На самом краю болота, там, где топь переходила в бесплодную каменистую почву, заросшую карликовыми берёзами и лишайниками, высился потемневший от времени деревянный столб с заострённой верхушкой.
― Священные столбы, стада оленей, неупокоенные души убитых животных, ― Альберт понимал, что шепчет какую-то чепуху, которая лезла в голову неизвестно откуда: из просмотренных фильмов, прочитанных книг, прослушанных в детстве баек у пионерского костра.
Не в силах больше смотреть на столб, Альберт резко развернулся. Позади него стоял крупный олень с ветвистыми рогами. Мягкая тёмная шерсть тускло светилась в лучах уходящего северного солнца, а голый череп пронизывал пустыми глазницами, в которых умирала сама тьма.
― Прости! ― прошептал Альберт, выставив вперёд ладони. Он не понимал, у кого просил прощения: у оленя, Наташи или знакомой фигуры, снова почудившейся на дальнем холме. Коротко вздохнув, Альберт закрыл глаза.
Вонь почти не чувствовалась, а нога практически высохла. Альберт, тяжело дыша, сидел в кабинете заведующего кафедрой и пил дешёвый омерзительно горький коньяк прямо из горла.
Он готов был поверить, что всё произошедшее ему привиделось, что он просто-напросто задремал на кафедре под ночь, но то, что он увидел утром, надолго отравило его и без того пропитанное страхом сознание.
Череп оленя продолжал спокойно висеть на стене, но на потолке, под которым парило чудовище, остались два хорошо заметных выцарапанных следа.
Коллеги жаловались на резкий запах, ругались, находя ботинки испачканными в болотной грязи, но только Альберт ― бледный, всклоченный и несчастный, знал правду, которой не рискнул бы поделиться ни с кем.

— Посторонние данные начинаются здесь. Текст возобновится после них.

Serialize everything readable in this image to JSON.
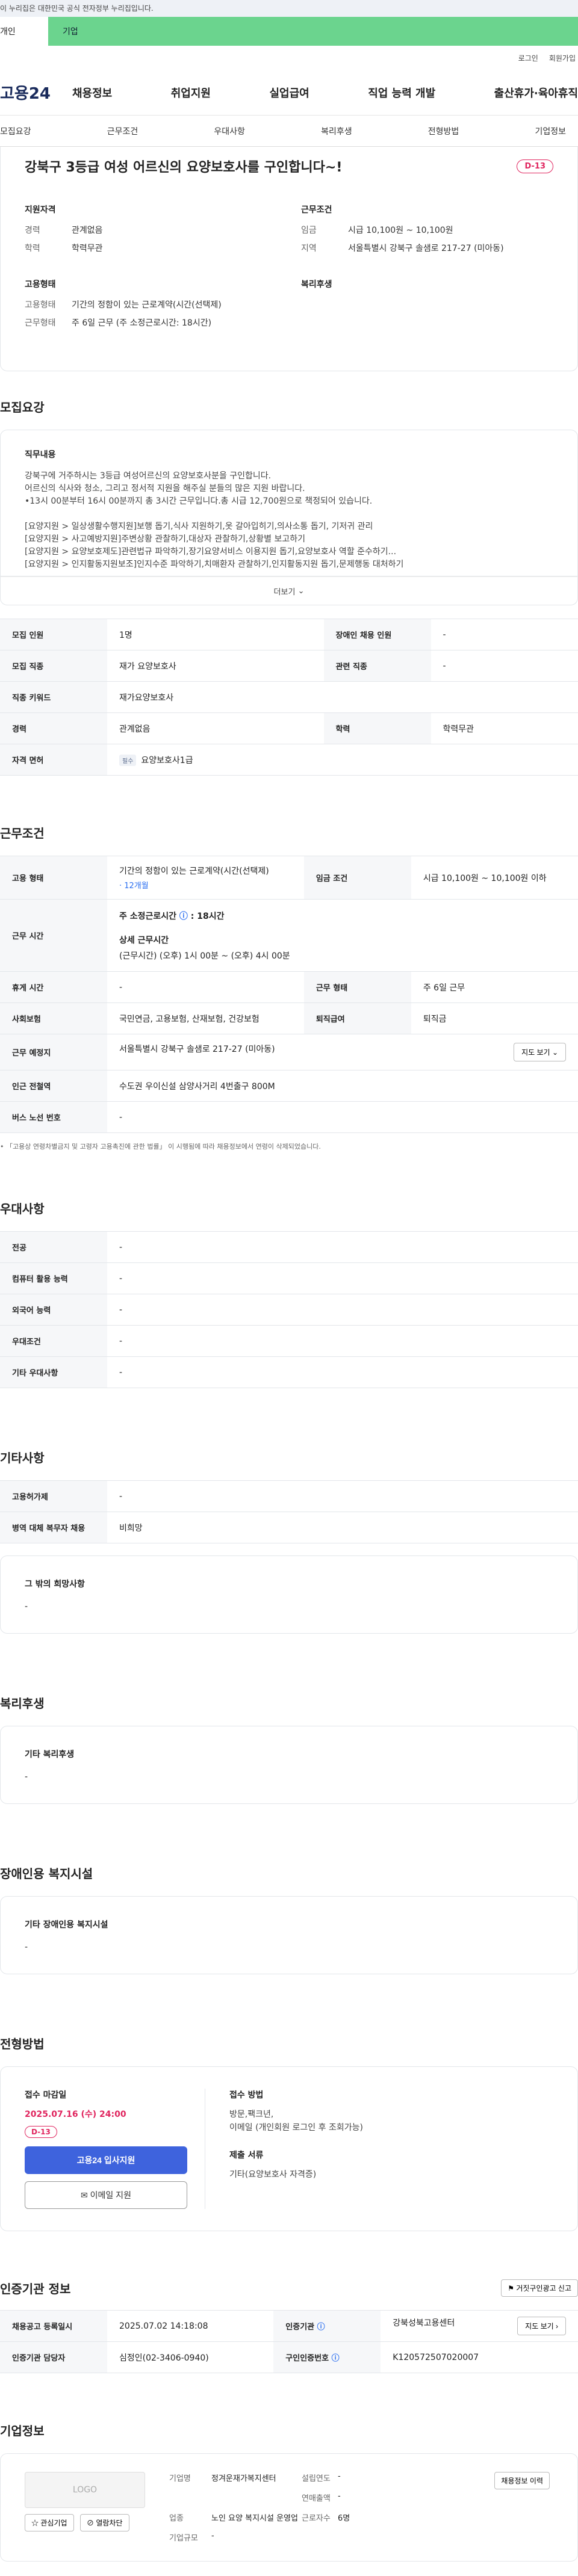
{
  "gov_banner": "이 누리집은 대한민국 공식 전자정부 누리집입니다.",
  "type_tabs": {
    "personal": "개인",
    "company": "기업"
  },
  "util": {
    "login": "로그인",
    "join": "회원가입"
  },
  "gnb": {
    "logo": "고용24",
    "menu": [
      "채용정보",
      "취업지원",
      "실업급여",
      "직업 능력 개발",
      "출산휴가·육아휴직"
    ]
  },
  "subnav": [
    "모집요강",
    "근무조건",
    "우대사항",
    "복리후생",
    "전형방법",
    "기업정보"
  ],
  "hero": {
    "title": "강북구 3등급 여성 어르신의 요양보호사를 구인합니다~!",
    "dday": "D-13",
    "qual_title": "지원자격",
    "qual": [
      {
        "k": "경력",
        "v": "관계없음"
      },
      {
        "k": "학력",
        "v": "학력무관"
      }
    ],
    "cond_title": "근무조건",
    "cond": [
      {
        "k": "임금",
        "v": "시급 10,100원 ~ 10,100원"
      },
      {
        "k": "지역",
        "v": "서울특별시 강북구 솔샘로 217-27 (미아동)"
      }
    ],
    "emp_title": "고용형태",
    "emp": [
      {
        "k": "고용형태",
        "v": "기간의 정함이 있는 근로계약(시간(선택제)"
      },
      {
        "k": "근무형태",
        "v": "주 6일 근무 (주 소정근로시간: 18시간)"
      }
    ],
    "welfare_title": "복리후생"
  },
  "recruit": {
    "title": "모집요강",
    "job_desc_title": "직무내용",
    "job_desc_lines": [
      "강북구에 거주하시는 3등급 여성어르신의 요양보호사분을 구인합니다.",
      "어르신의 식사와 청소, 그리고 정서적 지원을 해주실 분들의 많은 지원 바랍니다.",
      "•13시 00분부터 16시 00분까지 총 3시간 근무입니다.총 시급 12,700원으로 책정되어 있습니다.",
      "",
      "[요양지원 > 일상생활수행지원]보행 돕기,식사 지원하기,옷 갈아입히기,의사소통 돕기, 기저귀 관리",
      "[요양지원 > 사고예방지원]주변상황 관찰하기,대상자 관찰하기,상황별 보고하기",
      "[요양지원 > 요양보호제도]관련법규 파악하기,장기요양서비스 이용지원 돕기,요양보호사 역할 준수하기...",
      "[요양지원 > 인지활동지원보조]인지수준 파악하기,치매환자 관찰하기,인지활동지원 돕기,문제행동 대처하기"
    ],
    "more": "더보기",
    "rows": [
      {
        "k1": "모집 인원",
        "v1": "1명",
        "k2": "장애인 채용 인원",
        "v2": "-"
      },
      {
        "k1": "모집 직종",
        "v1": "재가 요양보호사",
        "k2": "관련 직종",
        "v2": "-"
      },
      {
        "k1": "직종 키워드",
        "v1": "재가요양보호사"
      },
      {
        "k1": "경력",
        "v1": "관계없음",
        "k2": "학력",
        "v2": "학력무관"
      }
    ],
    "license_label": "자격 면허",
    "license_tag": "필수",
    "license_value": "요양보호사1급"
  },
  "work": {
    "title": "근무조건",
    "emp_type_label": "고용 형태",
    "emp_type_value": "기간의 정함이 있는 근로계약(시간(선택제)",
    "emp_type_sub": "· 12개월",
    "wage_label": "임금 조건",
    "wage_value": "시급 10,100원 ~ 10,100원 이하",
    "hours_label": "근무 시간",
    "hours_main_prefix": "주 소정근로시간",
    "hours_main_value": ": 18시간",
    "hours_detail_title": "상세 근무시간",
    "hours_detail": "(근무시간) (오후) 1시 00분 ~ (오후) 4시 00분",
    "rows": [
      {
        "k1": "휴게 시간",
        "v1": "-",
        "k2": "근무 형태",
        "v2": "주 6일 근무"
      },
      {
        "k1": "사회보험",
        "v1": "국민연금, 고용보험, 산재보험, 건강보험",
        "k2": "퇴직급여",
        "v2": "퇴직금"
      }
    ],
    "place_label": "근무 예정지",
    "place_value": "서울특별시 강북구 솔샘로 217-27 (미아동)",
    "map_btn": "지도 보기",
    "station_label": "인근 전철역",
    "station_value": "수도권 우이신설 삼양사거리 4번출구 800M",
    "bus_label": "버스 노선 번호",
    "bus_value": "-",
    "note": "• 「고용상 연령차별금지 및 고령자 고용촉진에 관한 법률」 이 시행됨에 따라 채용정보에서 연령이 삭제되었습니다."
  },
  "pref": {
    "title": "우대사항",
    "rows": [
      {
        "k": "전공",
        "v": "-"
      },
      {
        "k": "컴퓨터 활용 능력",
        "v": "-"
      },
      {
        "k": "외국어 능력",
        "v": "-"
      },
      {
        "k": "우대조건",
        "v": "-"
      },
      {
        "k": "기타 우대사항",
        "v": "-"
      }
    ]
  },
  "etc": {
    "title": "기타사항",
    "rows": [
      {
        "k": "고용허가제",
        "v": "-"
      },
      {
        "k": "병역 대체 복무자 채용",
        "v": "비희망"
      }
    ],
    "other_title": "그 밖의 희망사항",
    "other_value": "-"
  },
  "welfare": {
    "title": "복리후생",
    "sub": "기타 복리후생",
    "value": "-"
  },
  "disabled": {
    "title": "장애인용 복지시설",
    "sub": "기타 장애인용 복지시설",
    "value": "-"
  },
  "process": {
    "title": "전형방법",
    "deadline_title": "접수 마감일",
    "deadline": "2025.07.16 (수) 24:00",
    "dday": "D-13",
    "apply_btn": "고용24 입사지원",
    "email_btn": "이메일 지원",
    "method_title": "접수 방법",
    "method_lines": [
      "방문,팩크년,",
      "이메일 (개인회원 로그인 후 조회가능)"
    ],
    "docs_title": "제출 서류",
    "docs": "기타(요양보호사 자격증)"
  },
  "agency": {
    "title": "인증기관 정보",
    "report_btn": "거짓구인광고 신고",
    "rows": [
      {
        "k1": "채용공고 등록일시",
        "v1": "2025.07.02 14:18:08",
        "k2": "인증기관",
        "v2": "강북성북고용센터"
      },
      {
        "k1": "인증기관 담당자",
        "v1": "심정인(02-3406-0940)",
        "k2": "구인인증번호",
        "v2": "K120572507020007"
      }
    ],
    "map_btn": "지도 보기"
  },
  "company": {
    "title": "기업정보",
    "logo": "LOGO",
    "fav_btn": "관심기업",
    "block_btn": "열람차단",
    "name_label": "기업명",
    "name_value": "정겨운재가복지센터",
    "founded_label": "설립연도",
    "founded_value": "-",
    "sales_label": "연매출액",
    "sales_value": "-",
    "industry_label": "업종",
    "industry_value": "노인 요양 복지시설 운영업",
    "emp_label": "근로자수",
    "emp_value": "6명",
    "size_label": "기업규모",
    "size_value": "-",
    "history_btn": "채용정보 이력"
  }
}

Источником мерзкого запаха и заунывных звуков был череп.
***
Альфред задумчиво потёр щёку, покрытую короткой светлой щетиной. Пока Мейер рассказывал, он, не отрываясь, смотрел на коробку, которую тот поставил на пол, с видимым облегчением разорвав контакт хоть на несколько минут.
― Судя по вашему рассказу, ― медленно произнёс Альфред, когда Мейер закончил повествование, за время которого бесконечное количество раз запускал пальцы в растрёпанную бороду, ― вы столкнулись с по-настоящему проклятым предметом.
― Радует, что вы отнеслись ко мне серьёзно. ― Мейер говорил с изрядной долей сарказма, но чувствовалось, что он даже немного расслабился, насколько это вообще возможно было в его состоянии: ужас напополам со сдерживаемой истерикой. ― Так вы можете что-нибудь с этим сделать?
― Для начала мне надо осмотреть череп. ― Альфред поднялся со стула и надел небольшие круглые очки. ― Достаньте его из коробки, Альберт. Лучше, если он пока не будет чувствовать ничьих рук, помимо ваших, по крайней мере, до того, как окажется в рунной клетке. Через кончики пальцев можно утянуть жизнь. Как часто вы его трогали?
― Только на дне рождения. ― Мейер выглядел совсем расстроенным, распаковывая коробку и извлекая на свет замотанный в ткань череп. ― И когда вешал на стену. А это имеет значение?
― Самое непосредственное. ― Альфред, не отрываясь, смотрел, как Мейер укладывает страшный подарок на накрытый бархатом стол. ― Ведь вы до сих пор живы. ― С этими словами он протянул руку с блеснувшими перстнями и резко сорвал ткань с черепа. ― Аннет, подойди, взгляни.
Анна подошла к столу, чувствуя, как нарастает зыбкое ощущение чуждого и потустороннего, как мир постепенно теряет краски.
От черепа, словно прожигавшего взглядом пустых провалов глазниц, тянуло смертью, стылым морозным воздухом, запахом болотной тины и пряным ароматом брусники. Терпкие и резкие ноты, смешиваясь, ударили в нос, закружили мысли в водовороте ощущений. Рука сама собой метнулась к медальону на шее, между серебряных створок которого был заложен сине-голубой цветок аконита.
― Судя по всему, череп был проклят относительно недавно, ― произнёс Альберт, скользя кончиками пальцев по шершавой поверхности неотполированной кости, задерживаясь на узорчатых черепных швах. ― Проклятие не успело пока забрать ничью жизнь, поэтому его сила не так велика, как могло бы быть с каким-нибудь оленем эпохи палеолита или насчитывай череп хотя бы несколько десятков лет. И хорошо, что вы не забрали его домой.
― Так мне ещё повезло? ― Мейер с опаской и отвращением смотрел на вытянутый череп, казавшийся почти белым на фоне чёрного бархата. ― Могло быть и хуже?